A razão de haver chegado tão cedo de casa, foi a interdição do posto pela venda de gasolina adulterada, coisa do seu patrão. Mas ele não adulterava, é ainda um homem fiel ao lar e aos seus princípios cristão razão pela qual seu salário, que oscilava entre o mínimo e máximo que conseguia ajuntar de comissões, com venda dos lubrificantes acessórios, rendia e era abençoado; não fumava, não bebia, não jogava, não ia a um motel com uma daquelas meninas que se ofereciam a prostituição na calçada frontal ao seu trabalho. Era um dinheiro abençoado com parte destinado a educação dos filhos, e também para o dízimo de sua congregação evangélica.
E ele em profundo silêncio, dormia e enganava o frio com uma não tão nova colcha de retalhos que lembrava a vida de pobre, cheia de remendos! Amanhece o dia em São Paulo e também no Sertão da Bahia, de onde Raimundo havia saído de mãos com Filomena, ainda novos e noivos. Os filhos que já se somavam a oito marcavam diversas etapas da vida, e lembranças das madrugadas nas filas do SUS para cada pré-natal, para cada rápido atendimento e por fim o parto. Cada filho ou filha nascida era uma poção de alegria.

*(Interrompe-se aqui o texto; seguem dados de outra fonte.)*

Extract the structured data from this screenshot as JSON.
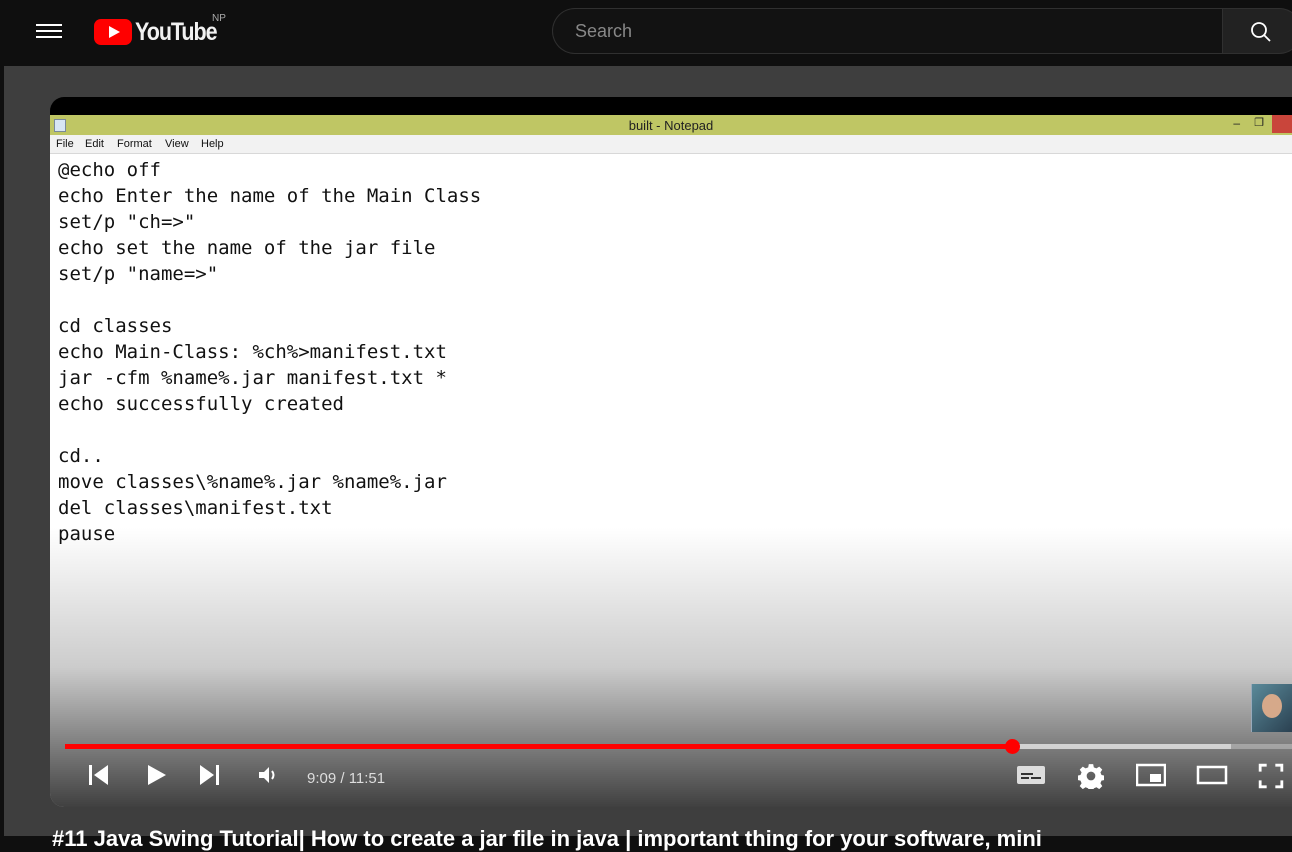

O casal agradecia a Jesus Cristo Salvador por apenas eles “doentes da pobreza”, enquanto todos da família gozavam de saúde e resistência pela falta de alimentos de qualidade.
Filomena acorda às seis da manhã e côa o café ralo, economizando o pó, vai a padaria da esquina e compra um sacola de pães dormidos que são mais saudáveis, e mais baratos. Fritou dois ovos para o marido, com banha de porco para dar mais sustância. Só o chefe da casa tem direito aos ovos, pois afinal é ele que chega pela manhã de cada dia após a uma noite entorpecido de tanto cheirar produtos químicos. “Pior que cola de sapateiro”, costumava ele reclamar. Naquela manhã especial, tudo dentro de um ritual, o café e os ovos do marido já estava sobre a mesa, coisa que as crianças e principalmente a jovem empregada (quando não estava de folga|) babavam por tal iguaria.
Um forte grito e Filomena caída ao chão, desmaiada após um grito e um choro de dor. Amorteceu a sua queda a obesidade mórbida. O rádio ligado anunciava o assalto a um posto de gasolina com seqüestro a um dos frentistas. Filomena havia olhado para o relógio que indicava mais de sete horas da manhã, horário em que pontualmente seu amado já estava à mesa orando e agradecendo o café da manhã. Sem que ninguém lembrasse que não existe apenas um posto de gasolina em São Paulo! Os gritos foram tantos que Raimundo acorda e sai do minúsculo quarto da empregada.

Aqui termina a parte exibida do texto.